Journalist-anarchist Hunter Stockton Thompson (a.k.a. Dr. Gonzo and Raoul Duke) came of age in the 1960s with New Journalism—a reporting style that, according to writer Tom Wolfe, uses scene by scene description, complete dialogue, third person point-of-view, and careful reporting of everyday gestures. Thompson's exaggeration of the style became known as Gonzo Journalism, epitomized by his classic, Fear and Loathing in Las Vegas: A Savage Journey to the Heart of the American Dream (1971). In it, Thompson, as Raoul Duke, dissects Las Vegas through a drug-twisted, weapons-wielding, paranoid filter.
Born July 18, 1937 in Louisville, Kentucky, Thompson started writing for the base newspaper while in the U.S. Air Force. Afterwards, he continued as a sports writer, Caribbean correspondent, and columnist for various publications. His first book, Hells Angels: A Strange and Terrible Saga (1966), was written after riding with the Angels for eighteen months. In 1970, "The Kentucky Derby is Decadent and Depraved" was published in Scanlan's Monthly. The piece broke through the New Journalism style and was named "Gonzo," acknowledging its highly subjective style, its grit and spontaneity, conveying an impression of hastily scribbled notes rather than a polished work.

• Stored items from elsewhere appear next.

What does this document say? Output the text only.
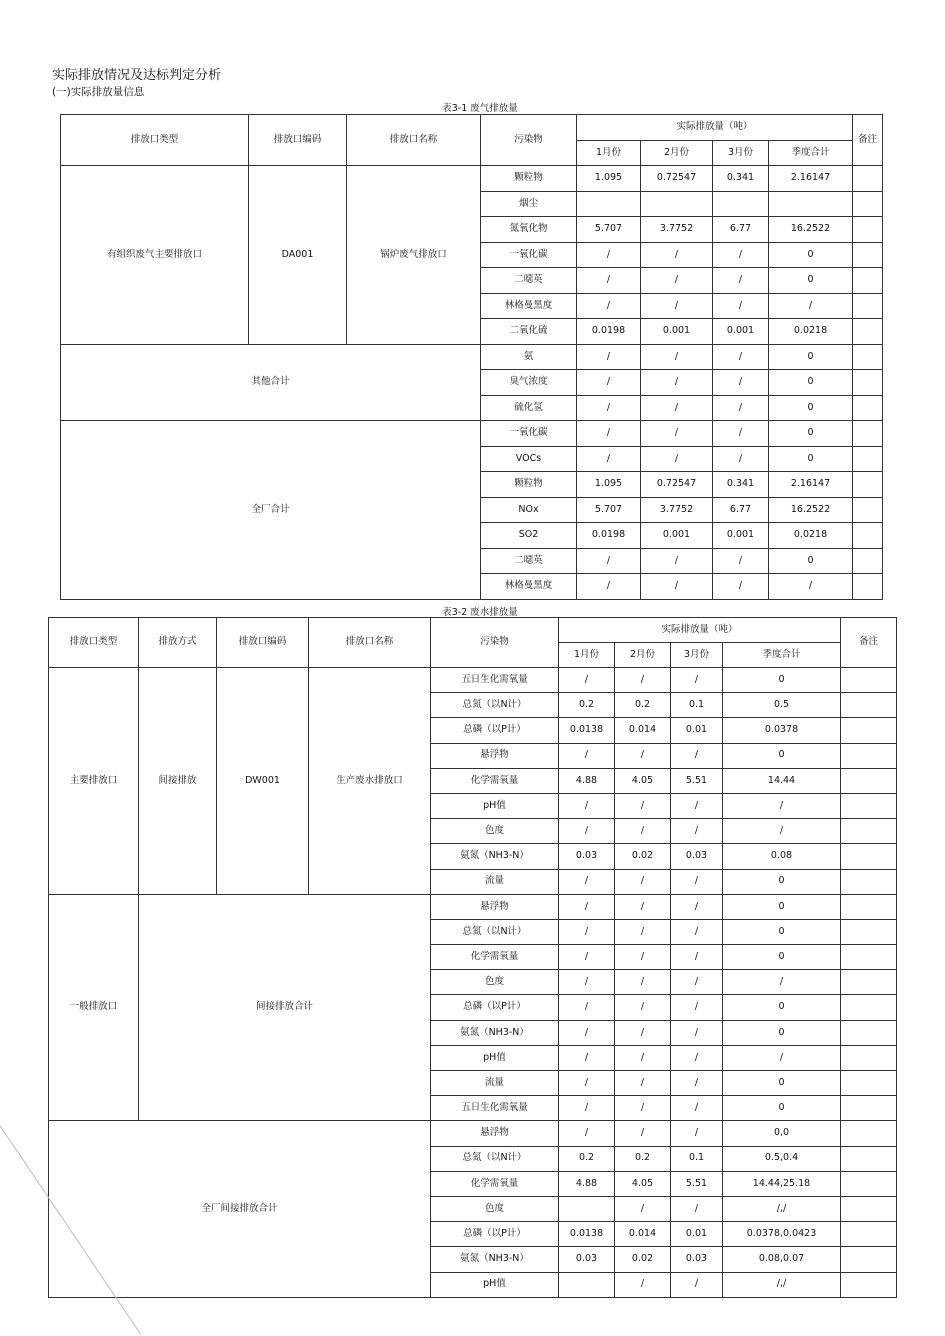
实际排放情况及达标判定分析
(一)实际排放量信息
表3-1 废气排放量
排放口类型	排放口编码	排放口名称	污染物	实际排放量（吨）				备注
				1月份	2月份	3月份	季度合计	
有组织废气主要排放口	DA001	锅炉废气排放口	颗粒物	1.095	0.72547	0.341	2.16147	
			烟尘					
			氮氧化物	5.707	3.7752	6.77	16.2522	
			一氧化碳	/	/	/	0	
			二噁英	/	/	/	0	
			林格曼黑度	/	/	/	/	
			二氧化硫	0.0198	0.001	0.001	0.0218	
其他合计			氨	/	/	/	0	
			臭气浓度	/	/	/	0	
			硫化氢	/	/	/	0	
全厂合计			一氧化碳	/	/	/	0	
			VOCs	/	/	/	0	
			颗粒物	1.095	0.72547	0.341	2.16147	
			NOx	5.707	3.7752	6.77	16.2522	
			SO2	0.0198	0.001	0.001	0.0218	
			二噁英	/	/	/	0	
			林格曼黑度	/	/	/	/	
表3-2 废水排放量
排放口类型	排放方式	排放口编码	排放口名称	污染物	实际排放量（吨）				备注
					1月份	2月份	3月份	季度合计	
主要排放口	间接排放	DW001	生产废水排放口	五日生化需氧量	/	/	/	0	
				总氮（以N计）	0.2	0.2	0.1	0.5	
				总磷（以P计）	0.0138	0.014	0.01	0.0378	
				悬浮物	/	/	/	0	
				化学需氧量	4.88	4.05	5.51	14.44	
				pH值	/	/	/	/	
				色度	/	/	/	/	
				氨氮（NH3-N）	0.03	0.02	0.03	0.08	
				流量	/	/	/	0	
一般排放口	间接排放合计			悬浮物	/	/	/	0	
				总氮（以N计）	/	/	/	0	
				化学需氧量	/	/	/	0	
				色度	/	/	/	/	
				总磷（以P计）	/	/	/	0	
				氨氮（NH3-N）	/	/	/	0	
				pH值	/	/	/	/	
				流量	/	/	/	0	
				五日生化需氧量	/	/	/	0	
全厂间接排放合计				悬浮物	/	/	/	0,0	
				总氮（以N计）	0.2	0.2	0.1	0.5,0.4	
				化学需氧量	4.88	4.05	5.51	14.44,25.18	
				色度		/	/	/,/	
				总磷（以P计）	0.0138	0.014	0.01	0.0378,0.0423	
				氨氮（NH3-N）	0.03	0.02	0.03	0.08,0.07	
				pH值		/	/	/,/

Thompson refined his Gonzo technique in Fear and Loathing in Las Vegas, in which his assignment of reporting on the Mint 400 off-road race and the National District Attorneys' Drug & Narcotics Conference takes a back seat to the story of his adventures in Las Vegas. Accompanied by Ralph Steadman's sketches, the story draws the reader into a highly-charged psychedelic nightmare where it is difficult to separate fact from fiction or hallucination. As a travelogue, Fear and Loathing in Las Vegas, as Thompson biographer William McKeen, says, "might frighten off would-be vacationers to Las Vegas."
From the 1960s through the 1980s, Thompson wrote for Rolling Stone and High Times. As a self-proclaimed anarchist, Thompson hated hypocrisy, which he saw everywhere. In his opinion, objectivity maintained the status quo of corruption; to be honest a writer could not be objective. His excesses with alcohol, weapons, sex and drugs, especially psychedelics, made him look like an out-of-control madman, an image he did little to dispel. Despite the personal abuse, he wrote continuously and produced numerous books and collected writings. The Gonzo Papers, Volumes 1-4 are primarily collections of correspondence.
Thompson was portrayed in the character of "Uncle Duke" in the cartoon strip Doonesbury. His life was brought to the screen in Where the Buffalo Roam (1980), with Bill Murray as Dr. Gonzo. Fear and Loathing in Las Vegas was made into a 1998 movie with Johnny Depp as Thompson.
On February 20, 2005, at his home in Woody Creek, Colorado, Dr. Gonzo put a revolver in his mouth, pulled the trigger, and left others to clean up.